Wednesday, May 6, 2009
Book Pages
Got the perfect spring read, and it brings back memories of our daughter's pre-college preparations, those whirlwind college visits, filing applications, writing essays and poems, all the nail biting on which way to go for the next four years of her life. It is Admission, written by Jean Hanff Korelitz. This book tells the story of Portia, a Princeton admissions officer. She begins a tour of New England private schools, after moving her post from the West coast, and stumbles into a new and small crunchy granola sort of school in the outback of New Hampshire.

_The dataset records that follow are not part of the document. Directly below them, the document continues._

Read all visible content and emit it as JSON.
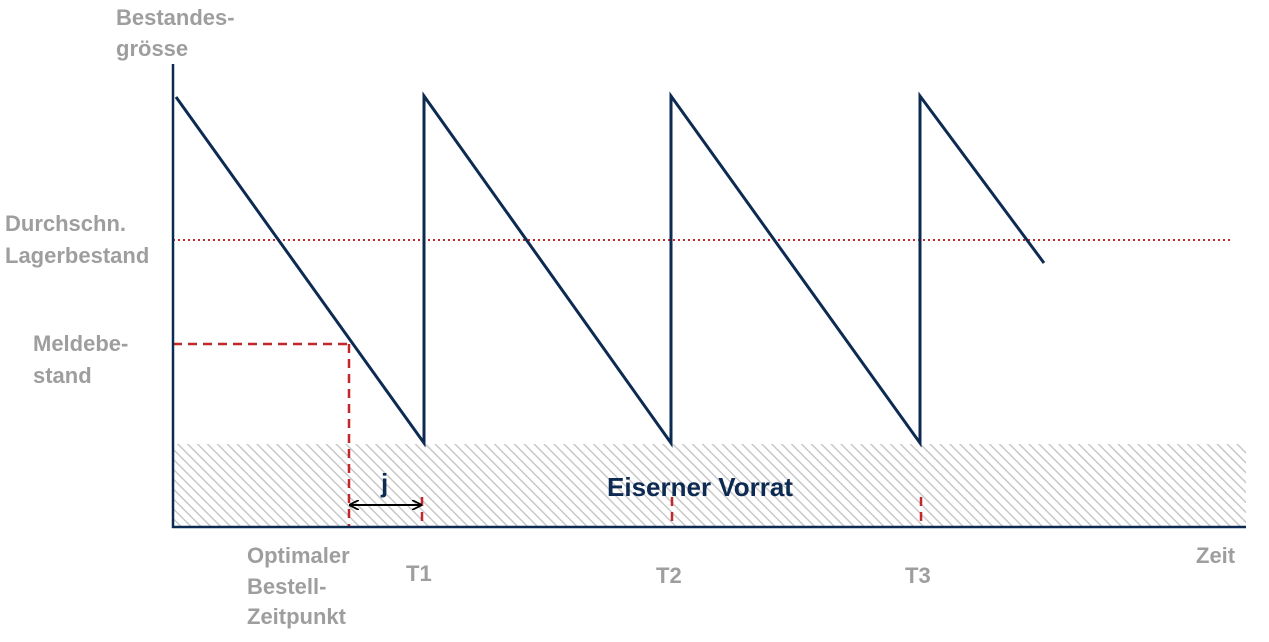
{
  "labels": {
    "y_axis_line1": "Bestandes-",
    "y_axis_line2": "grösse",
    "avg_line1": "Durchschn.",
    "avg_line2": "Lagerbestand",
    "reorder_line1": "Meldebe-",
    "reorder_line2": "stand",
    "order_point_line1": "Optimaler",
    "order_point_line2": "Bestell-",
    "order_point_line3": "Zeitpunkt",
    "t1": "T1",
    "t2": "T2",
    "t3": "T3",
    "x_axis": "Zeit",
    "lead_time": "j",
    "safety_stock": "Eiserner Vorrat"
  },
  "colors": {
    "stock_line": "#0d2a52",
    "reference_lines": "#c0282b",
    "labels": "#9e9e9e",
    "axis": "#0d2a52",
    "safety_stock_hatch": "#c8c8c8"
  }
}
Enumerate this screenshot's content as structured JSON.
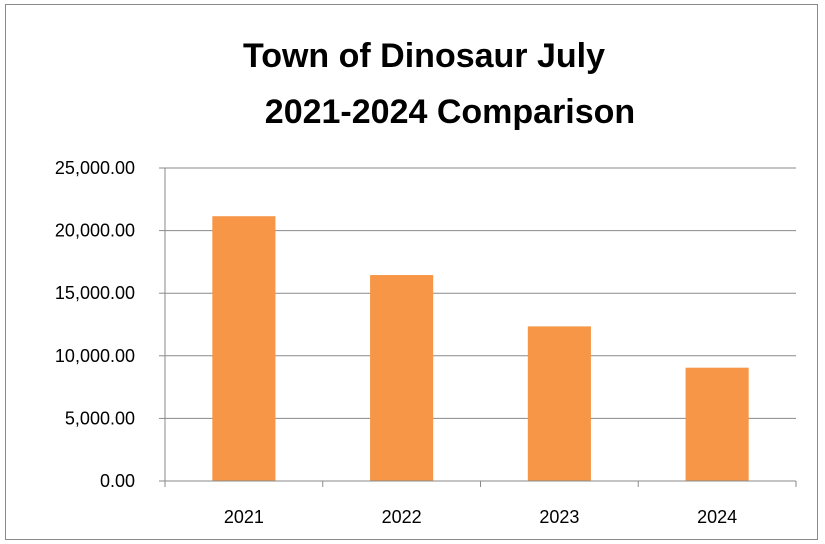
{
  "chart_data": {
    "type": "bar",
    "title_lines": [
      "Town of Dinosaur July",
      "2021-2024 Comparison"
    ],
    "categories": [
      "2021",
      "2022",
      "2023",
      "2024"
    ],
    "values": [
      21150,
      16450,
      12350,
      9050
    ],
    "ylim": [
      0,
      25000
    ],
    "yticks": [
      0,
      5000,
      10000,
      15000,
      20000,
      25000
    ],
    "ytick_labels": [
      "0.00",
      "5,000.00",
      "10,000.00",
      "15,000.00",
      "20,000.00",
      "25,000.00"
    ],
    "bar_color": "#f79646",
    "grid": true,
    "legend": "none"
  }
}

There she finds a teacher she falls in love with, and her adopted out son she had 17 years earlier, and never shared news of with her mother or her partner at Princeton. When she returns from her journey, her partner leaves her, to be with a lover who is now pregnant with his child. Portia continues on with her job, but spirals into depression, barely functioning. The teacher from Quest, the New Hampshire private school, comes into town with her son and other students in tow, to tour Princeton. She is reunited with him, he "rescues" her from her depression, enough to realize that she has to come to grips (her personal admission) with her son's future. She performs a dishonestly moral act of changing transcripts to get her son accepted into Princeton, loses her job, and moves back to Vermont to reconcile with her mother, but is on the road to admitting her needs for love and reconnections. I learned so much about the processes of student applications, interviews, essays, and tests, and how they are judged by readers and admissions personnel, not just at Princeton, but all over the U.S. And of course this all brought a BIG sigh of relief, that we don't have to face THAT all over again.